I was only really interested in reading the Harrison chapters but decided to read the entire book as I am not the type of person who can read 2 chapters and say they have read the book.

For the most part, I found this book quite boring. It was mainly just her telling us all the famous people she used to hang out with. Had I grown up (or even been alive) during that era it may have interested me but I honestly had never heard of anyone mentioned other than the four Beatles.

Before reading this book I knew absolutely nothing about Eric Clapton and this book does not portray him well at all. It chronicles his massive drug addiction problems (so much that he took to wearing a spoon around on a necklace) and how he would have affairs in the house with Pattie knowingly in the house. The worst thing he did however was joyfully tell her his mistress was pregnant knowing that Pattie struggled with infertility and expect Pattie to be happy for him about it.

Overall, I feel like had I been older this book would have been a fun, nostalgic read but because I'm not I found it boring with so many references flying right over my head.

Wednesday, February 20, 2019

February 2019 Book Haul

The books I acquired in February are:

This first stack are books that I hope to get to in the next week or so or will be books you will likely see in my March TBR. 

 This next stack is the Fablehaven series by Brandon Mull. I am really hoping that I can get to this series in either March or April because I'm really trying to reduce the amount of complete series I have sitting on my TBR.

From this stack I am hoping to get to The Wicked King and The Single Ladies of Jacaranda Retirement Village in the next few months.

From this stack I have already read Liesl & Po (library), Eleanor and Park (upgrading from paperback) and Every Day (also upgrading from paperback). 

These are all books I am in rush to read at all. The Name of the Wind is an upgrade from my mass market paperback edition.

Some more series that I added this month. The bottom one has really good ratings on Goodreads I just have never heard it mentioned anywhere before. The It Girl series is a spin-off from the Gossip Girl series and I couldn't help myself when I saw the majority of the series at a book sale. And the Princess Diaries series is a series I have been thinking of getting for a while.

This is my classics haul for the month. Also includes a random non-fiction book because it was the only non-fiction book I hadn't shelved before I remembered I needed to take pictures of them.

If you would like to see what my whole non-fiction February haul looks like, I have a picture of it on my instagram @reading8daysaweek. 

That is all for my February book haul. If there are any books here you think I should read as soon as possible let me know!
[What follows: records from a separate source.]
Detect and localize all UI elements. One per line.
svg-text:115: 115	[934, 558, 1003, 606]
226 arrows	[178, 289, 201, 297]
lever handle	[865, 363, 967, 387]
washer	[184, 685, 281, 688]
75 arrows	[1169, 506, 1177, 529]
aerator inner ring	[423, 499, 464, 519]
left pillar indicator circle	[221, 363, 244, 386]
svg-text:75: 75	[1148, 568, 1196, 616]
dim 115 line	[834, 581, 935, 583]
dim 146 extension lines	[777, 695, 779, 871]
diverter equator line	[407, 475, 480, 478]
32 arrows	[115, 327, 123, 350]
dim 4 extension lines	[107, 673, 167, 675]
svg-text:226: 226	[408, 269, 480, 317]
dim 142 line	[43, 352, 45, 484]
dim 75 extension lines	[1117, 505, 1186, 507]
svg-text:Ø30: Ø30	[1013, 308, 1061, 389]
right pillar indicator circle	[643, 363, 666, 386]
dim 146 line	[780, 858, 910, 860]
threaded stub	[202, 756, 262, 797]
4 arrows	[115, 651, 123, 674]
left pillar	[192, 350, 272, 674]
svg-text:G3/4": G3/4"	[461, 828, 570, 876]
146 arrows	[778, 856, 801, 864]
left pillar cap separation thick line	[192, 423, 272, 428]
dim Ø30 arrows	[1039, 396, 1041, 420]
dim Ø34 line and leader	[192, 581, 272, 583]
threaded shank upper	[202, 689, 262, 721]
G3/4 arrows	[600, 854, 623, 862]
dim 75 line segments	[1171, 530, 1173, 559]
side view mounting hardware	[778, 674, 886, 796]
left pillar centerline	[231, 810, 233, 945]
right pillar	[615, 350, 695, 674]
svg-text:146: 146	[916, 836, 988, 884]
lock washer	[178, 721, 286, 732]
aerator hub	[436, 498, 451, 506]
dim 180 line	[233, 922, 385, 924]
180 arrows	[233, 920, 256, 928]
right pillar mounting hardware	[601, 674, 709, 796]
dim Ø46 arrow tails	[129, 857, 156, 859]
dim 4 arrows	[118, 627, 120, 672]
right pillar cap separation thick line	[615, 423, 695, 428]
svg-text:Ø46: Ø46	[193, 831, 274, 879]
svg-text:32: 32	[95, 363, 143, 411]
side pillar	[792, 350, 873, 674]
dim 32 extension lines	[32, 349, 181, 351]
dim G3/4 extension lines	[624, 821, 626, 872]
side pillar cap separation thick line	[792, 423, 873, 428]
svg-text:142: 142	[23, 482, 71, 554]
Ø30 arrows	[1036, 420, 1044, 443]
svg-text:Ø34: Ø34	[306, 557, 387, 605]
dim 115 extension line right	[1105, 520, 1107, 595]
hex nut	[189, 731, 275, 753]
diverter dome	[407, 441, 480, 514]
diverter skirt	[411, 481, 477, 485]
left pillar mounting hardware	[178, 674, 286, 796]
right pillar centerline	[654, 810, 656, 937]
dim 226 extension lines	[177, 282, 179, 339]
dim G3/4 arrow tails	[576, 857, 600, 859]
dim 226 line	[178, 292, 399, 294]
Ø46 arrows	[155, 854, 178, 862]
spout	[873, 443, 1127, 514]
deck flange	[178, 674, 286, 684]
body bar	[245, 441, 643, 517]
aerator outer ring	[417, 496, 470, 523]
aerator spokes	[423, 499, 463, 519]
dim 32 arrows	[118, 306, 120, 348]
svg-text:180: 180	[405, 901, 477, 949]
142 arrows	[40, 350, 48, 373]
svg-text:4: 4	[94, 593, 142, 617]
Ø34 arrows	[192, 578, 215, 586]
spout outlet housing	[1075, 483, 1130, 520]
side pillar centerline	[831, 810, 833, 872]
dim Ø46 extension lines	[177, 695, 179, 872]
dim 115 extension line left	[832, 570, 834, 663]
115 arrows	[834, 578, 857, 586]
Tuesday, February 19, 2019

Book Review #794 - Wuthering Heights by Emily Bronte

"My greatest thought in living is Heathcliff. If all else perished, and he remained, I should still continue to be... Nelly, I amHeathcliff! He's always, always in my mind: not as a pleasure... but as my own being." Wuthering Heights is the only novel of Emily Bronte, who died a year after its publication, at the age of thirty. A brooding Yorkshire tale of a love that is stronger than death, it is also a fierce vision of metaphysical passion, in which heaven and hell, nature and society, are powerfully juxtaposed. Unique, mystical, with a timeless appeal, it has become a classic of English literature.

My Rating: 3/5

This is yet another book that I attempted to read before (in fact 3 or 4 times) and just was never able to get past the first chapter.

This book was massively atmospheric. Every time I picked it up it was like it instantly transported me to the Yorkshire Moors.

This was most definitely a character driven novel and a harrowing take of unrequited, forbidden love and the lifetime grief in the aftermath of it.

Heathcliff is a literary character I have heard so much about and so I never expected him to be so unlikable. He was most definitely a tortured man who in modern day could do with a lot of therapy but I really didn't like nor could see past the way he treated Hareton, Cathy and Linton.

I can definitely see how this book has remained a favourite classic some hundred or so years since its publication because the setting is amazing and there is always something happening or you feel something is about to happen all the time.